Il est même très scrupuleusement inscrit dans l’histoire des hommes: «En ce temps-là, Quirinius étant gouverneur de Syrie…, il sortit un édit de César-Auguste…». Et plus loin: «L’an 15 du gouvernement de Tibère-César, Ponce Pilate étant gouverneur de Judée, Hérode tétrarque de Galilée…». Dans le Credo lui-même, qui atteste de la foi catholique, il est fait mention de l’inscription de Notre-Seigneur dans l’histoire: «qui a souffert sous Ponce-Pilate».

Il fut inscrit dans le temps des hommes, qui comptent dorénavant leurs siècles avant et après Lui, parce que son Eglise, qui comme lui allait assumer la marche de l’humanité vers le salut, est inscrite dans le temps.

Et l’histoire de son Eglise confirme, dans les faits, la vérité et la nature du message de Notre-Seigneur, message de salut adressé non pas aux purs et aux saints mais aux pauvres et aux pécheurs: à regarder l’histoire de l’Eglise il est aisé de constater qu’elle n’est pas une assemblée de saints, mais une assemblée de pauvres types. Mais de pauvres types qui, en suivant tant bien que mal le message de l’Evangile, ont été capables au strict plan temporel de construire une civilisation humaine. Il n’est que de voir tout ce que très concrètement, et en seuls termes de bienfaits humains, l’histoire des hommes doit à la présence sur cette terre de l’Eglise de Jésus-Christ:

«Eglise submergée par les béquillards, les «aveugles», les «mendiants», les simulateurs dont parlait Bernanos. Mais Eglise, source de sainteté dans la vie privée, et source de civilisation, d’ordre et de paix dans la vie publique.

L’Eglise, mère des libérateurs d’esclaves. Mère institutrice des peuples barbares. Mère des moines défricheurs, agriculteurs, bâtisseurs et éducateurs.

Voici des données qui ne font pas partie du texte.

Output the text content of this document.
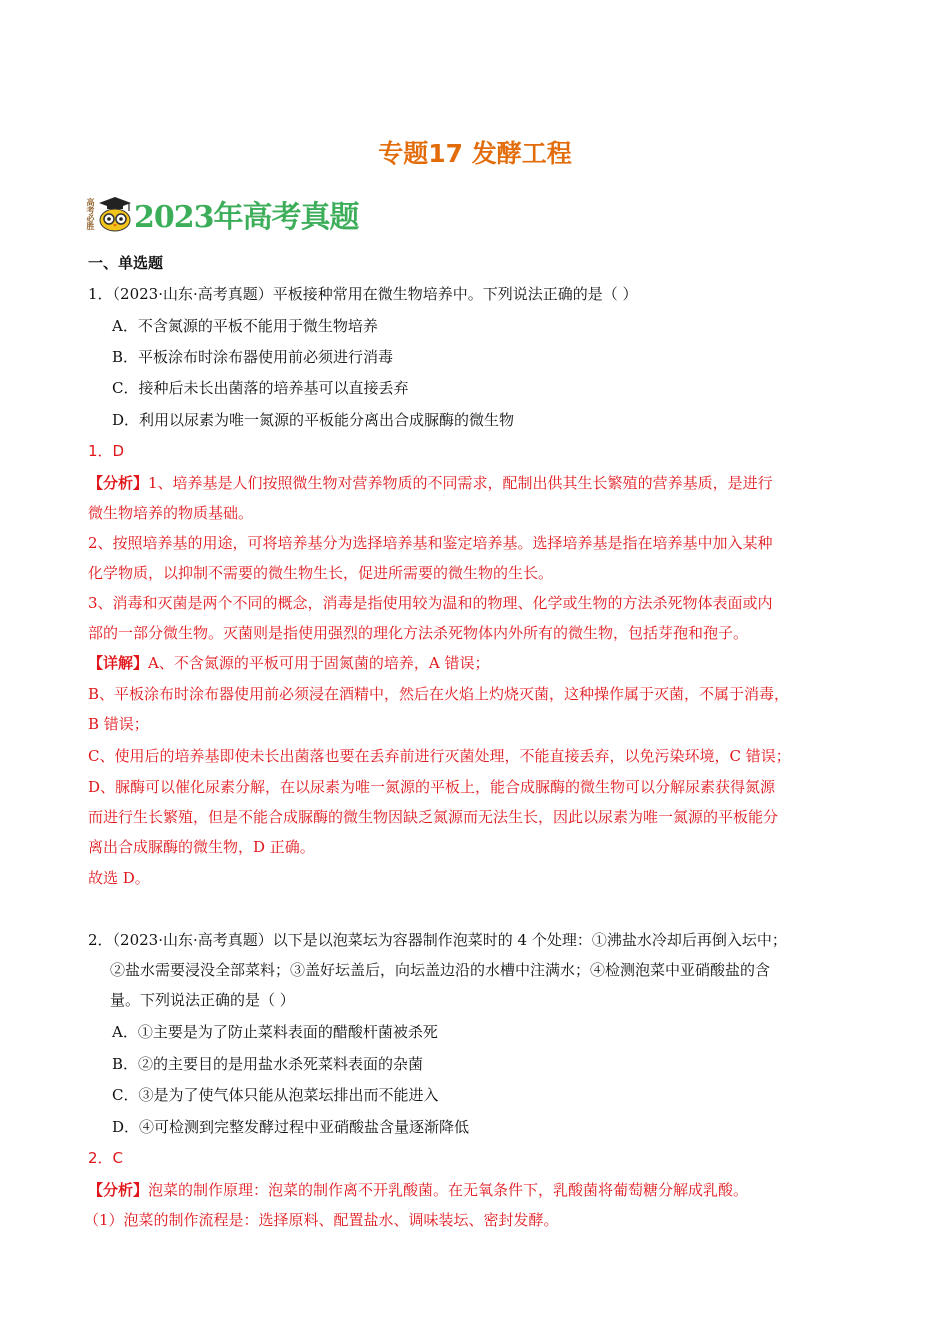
专题17 发酵工程
高考必胜 2023年高考真题
一、单选题
1．（2023·山东·高考真题）平板接种常用在微生物培养中。下列说法正确的是（ ）
A．不含氮源的平板不能用于微生物培养
B．平板涂布时涂布器使用前必须进行消毒
C．接种后未长出菌落的培养基可以直接丢弃
D．利用以尿素为唯一氮源的平板能分离出合成脲酶的微生物
1．D
【分析】1、培养基是人们按照微生物对营养物质的不同需求，配制出供其生长繁殖的营养基质，是进行
微生物培养的物质基础。
2、按照培养基的用途，可将培养基分为选择培养基和鉴定培养基。选择培养基是指在培养基中加入某种
化学物质，以抑制不需要的微生物生长，促进所需要的微生物的生长。
3、消毒和灭菌是两个不同的概念，消毒是指使用较为温和的物理、化学或生物的方法杀死物体表面或内
部的一部分微生物。灭菌则是指使用强烈的理化方法杀死物体内外所有的微生物，包括芽孢和孢子。
【详解】A、不含氮源的平板可用于固氮菌的培养，A 错误；
B、平板涂布时涂布器使用前必须浸在酒精中，然后在火焰上灼烧灭菌，这种操作属于灭菌，不属于消毒，
B 错误；
C、使用后的培养基即使未长出菌落也要在丢弃前进行灭菌处理，不能直接丢弃，以免污染环境，C 错误；
D、脲酶可以催化尿素分解，在以尿素为唯一氮源的平板上，能合成脲酶的微生物可以分解尿素获得氮源
而进行生长繁殖，但是不能合成脲酶的微生物因缺乏氮源而无法生长，因此以尿素为唯一氮源的平板能分
离出合成脲酶的微生物，D 正确。
故选 D。
2．（2023·山东·高考真题）以下是以泡菜坛为容器制作泡菜时的 4 个处理：①沸盐水冷却后再倒入坛中；
②盐水需要浸没全部菜料；③盖好坛盖后，向坛盖边沿的水槽中注满水；④检测泡菜中亚硝酸盐的含
量。下列说法正确的是（ ）
A．①主要是为了防止菜料表面的醋酸杆菌被杀死
B．②的主要目的是用盐水杀死菜料表面的杂菌
C．③是为了使气体只能从泡菜坛排出而不能进入
D．④可检测到完整发酵过程中亚硝酸盐含量逐渐降低
2．C
【分析】泡菜的制作原理：泡菜的制作离不开乳酸菌。在无氧条件下，乳酸菌将葡萄糖分解成乳酸。
（1）泡菜的制作流程是：选择原料、配置盐水、调味装坛、密封发酵。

L’Eglise, mère des cités refuge du Moyen-Age, mère des hopitaux et des orphelinats. L’Eglise inventeur des droits de l’homme.

L’Eglise, mère du respect de la femme et de l’honneur familial. Mère de l’esprit chevaleresque, mère des seules mesures qui firent reculer la guerre et en humanisèrent les moeurs.

L’Eglise, mère des écoles répandues partout et pour tous. Mère des universités. Mère de ces docteurs dont Condorcet lui-même fut contraint de reconnaître qu’on leur doit toutes les notions essentielles de la physique et de l’épistémologie. L’Eglise qui reste seule à professer encore aujourd’hui l’objectivité de la connaissance intellectuelle contre l’agnosticisme plus ou moins complet de l’idéalisme, du sensualisme, du positivisme, etc…

L’Eglise, mère des plus nobles figures de souverains que le monde ait jamais connues. L’Eglise, mère des encycliques sociales, protectrice des droits de la personne contre les totalitarismes modernes. Mère protectrice des corps intermédiaires. Mère protectrice des sources de la vie contre le néo-malthusianisme, l’avortement, la stérilisation, l’euthanasie.

L’Eglise, mère protectrice des arts (et je dirais le plus grand mécène que ceux-ci aient jamais connu). Mère du chant grégorien, mère de nos basiliques et de nos cathédrales.

L’Eglise, mère des saints, des apôtres et des martyrs (et je dirais, les plus nombreux que le monde ait jamais comptés).

Pour une troupe de «béquillards», «d’aveugles», de «mendiants», de «simulateurs»… qui dit mieux?

Mieux par la constance et la durée?

Mieux par l’universalité des réalisations?

Mieux par la qualité, l’héroïcité des services rendus?».

D’où la nécessité pour les chrétiens d’étudier et de méditer ce que fut l’histoire de l’Eglise, ce qu’elle a traversé, surmonté et subi. De connaître ce que Dieu lui a fait vivre comme crises, épreuves, scandales, humiliations, écrasements, mais aussi ce qu’elle a connu de splendeurs, de sainteté, de sagesse, «mère et maîtresse des hommes», «experte en humanité», de connaître à travers les siècles sa capacité à éduquer les hommes afin qu’ils puissent engendrer, aujourd’hui encore, la plus belle des civilisations qui soient sous le ciel.